APÓS ENFRENTAR VÁRIAS LESÕES, BRASILEIRO SE FIRMA NO FUTEBOL CHINÊS E VIRA ÍDOLO DO CAMPEONATO LOCAL

FÁBIO SEIXAS
ENVIADO ESPECIAL A PEQUIM

"Tiya Ge" fez só duas partidas como profissional no Brasil. Foi no Paulista de 2000, pelo União Barbarense. Daí, quebrou o dedinho e, antes de voltar ao time, foi parar na China. Hoje é camisa 9 do clube da capital, o Beijing Guoan. E ídolo.
É tema de reportagem na edição deste mês da "Beijinger", revista mais pop da capital chinesa: "Ele se tornou algo como um favorito da multidão desde que mudou para Pequim, em 2007. Em sua primeira temporada, conseguiu assegurar o vice-campeonato na Superliga chinesa, a melhor posição da equipe desde a criação do campeonato, em 2004".
É, para os fãs chineses, "Tiya Ge" -pronuncia-se "Tiagã".
"Eles não conseguem falar meu nome", diz Tiago Jorge Honório, 30, nascido em Americana, interior de São Paulo, e que começou a jogar pelo clube da cidade vizinha, a Santa Bárbara d'Oeste de César Cielo.
Enfrentou Rio Branco e América, fez dois gols e então quebrou o dedinho do pé direito ao pisar num buraco, num treino.
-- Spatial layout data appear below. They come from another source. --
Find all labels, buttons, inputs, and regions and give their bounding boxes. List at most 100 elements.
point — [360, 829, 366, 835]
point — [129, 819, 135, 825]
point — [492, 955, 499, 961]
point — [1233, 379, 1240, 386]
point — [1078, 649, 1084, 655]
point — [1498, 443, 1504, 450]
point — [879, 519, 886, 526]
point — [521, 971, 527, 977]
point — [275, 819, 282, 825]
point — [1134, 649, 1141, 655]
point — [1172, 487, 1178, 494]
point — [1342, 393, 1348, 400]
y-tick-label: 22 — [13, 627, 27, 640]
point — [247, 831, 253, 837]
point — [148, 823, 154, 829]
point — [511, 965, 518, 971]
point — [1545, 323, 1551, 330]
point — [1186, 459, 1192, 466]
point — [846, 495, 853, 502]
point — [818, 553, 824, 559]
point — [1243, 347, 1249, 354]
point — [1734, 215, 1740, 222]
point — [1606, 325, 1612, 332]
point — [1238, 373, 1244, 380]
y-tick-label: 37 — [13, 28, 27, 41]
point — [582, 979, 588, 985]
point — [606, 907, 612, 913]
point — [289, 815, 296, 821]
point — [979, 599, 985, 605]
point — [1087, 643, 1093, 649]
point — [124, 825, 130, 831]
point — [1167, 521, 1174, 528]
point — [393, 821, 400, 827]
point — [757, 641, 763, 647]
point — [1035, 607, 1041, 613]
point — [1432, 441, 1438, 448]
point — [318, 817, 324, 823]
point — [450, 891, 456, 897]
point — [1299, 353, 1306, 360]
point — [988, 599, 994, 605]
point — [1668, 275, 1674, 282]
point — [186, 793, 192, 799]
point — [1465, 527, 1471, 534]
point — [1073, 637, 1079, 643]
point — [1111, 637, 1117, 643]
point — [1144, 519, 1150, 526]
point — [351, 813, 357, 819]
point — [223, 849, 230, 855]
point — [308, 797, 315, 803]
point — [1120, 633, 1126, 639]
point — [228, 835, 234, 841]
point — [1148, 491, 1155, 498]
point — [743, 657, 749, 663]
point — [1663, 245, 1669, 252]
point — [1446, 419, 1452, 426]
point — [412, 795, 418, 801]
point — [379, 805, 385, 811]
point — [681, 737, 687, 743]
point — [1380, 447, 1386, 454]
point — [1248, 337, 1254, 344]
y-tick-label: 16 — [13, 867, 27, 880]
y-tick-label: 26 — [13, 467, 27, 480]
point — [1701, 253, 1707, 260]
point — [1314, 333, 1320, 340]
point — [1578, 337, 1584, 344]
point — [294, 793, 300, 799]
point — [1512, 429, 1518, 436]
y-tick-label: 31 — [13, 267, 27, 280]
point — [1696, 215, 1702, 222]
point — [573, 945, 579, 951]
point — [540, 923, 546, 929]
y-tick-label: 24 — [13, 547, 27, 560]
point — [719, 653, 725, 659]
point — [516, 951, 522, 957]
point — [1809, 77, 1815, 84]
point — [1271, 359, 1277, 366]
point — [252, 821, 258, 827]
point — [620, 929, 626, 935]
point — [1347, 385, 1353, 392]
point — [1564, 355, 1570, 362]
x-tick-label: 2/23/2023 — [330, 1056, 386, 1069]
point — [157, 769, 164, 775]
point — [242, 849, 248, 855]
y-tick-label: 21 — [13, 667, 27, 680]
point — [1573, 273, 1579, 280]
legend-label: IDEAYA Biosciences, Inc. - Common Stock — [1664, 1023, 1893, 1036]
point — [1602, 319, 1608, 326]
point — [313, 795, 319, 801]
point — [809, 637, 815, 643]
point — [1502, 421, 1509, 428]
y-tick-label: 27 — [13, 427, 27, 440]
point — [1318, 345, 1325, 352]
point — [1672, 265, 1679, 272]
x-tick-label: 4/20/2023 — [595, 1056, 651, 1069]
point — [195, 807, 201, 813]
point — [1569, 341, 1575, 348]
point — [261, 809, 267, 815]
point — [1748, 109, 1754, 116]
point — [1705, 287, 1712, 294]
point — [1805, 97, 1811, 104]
Ele ainda não sabia, mas estava encerrada sua experiência no futebol brasileiro.
"Enquanto estava me recuperando, um empresário negociou com o clube pra me trazer pra China. Mas quando cheguei aqui não era nada do que ele tinha prometido. Não havia nada acertado, só testes", conta.
Tiago passou duas semanas no Chengdu Wuniu, da segunda divisão. Não ficou. Passou duas semanas no Shanghai Shenhua, da elite. Não ficou. O próximo teste foi no Shenzhen Ping'an, também da primeira divisão. Ficou por quatro anos.
Até o fim da temporada de 2003, marcou 44 gols. No campeonato, o melhor resultado do seu time foi o segundo lugar, em 2002. E Tiago então achou que era hora de mudar de ares.
E foi o que ele mais fez.
Primeiro, tentou o Japão. Defendeu o Sanfrecce Hiroshima, mas uma fratura por estresse na canela o mandou para o Brasil. Ganhou um pino de platina na perna esquerda, passou 2005 se recuperando e, em 2006, retornou à China, no Shanghai United.
Por pouco tempo. Sofreu outra fratura por estresse, desta vez na canela da perna direita, e ganhou outro pino no Brasil.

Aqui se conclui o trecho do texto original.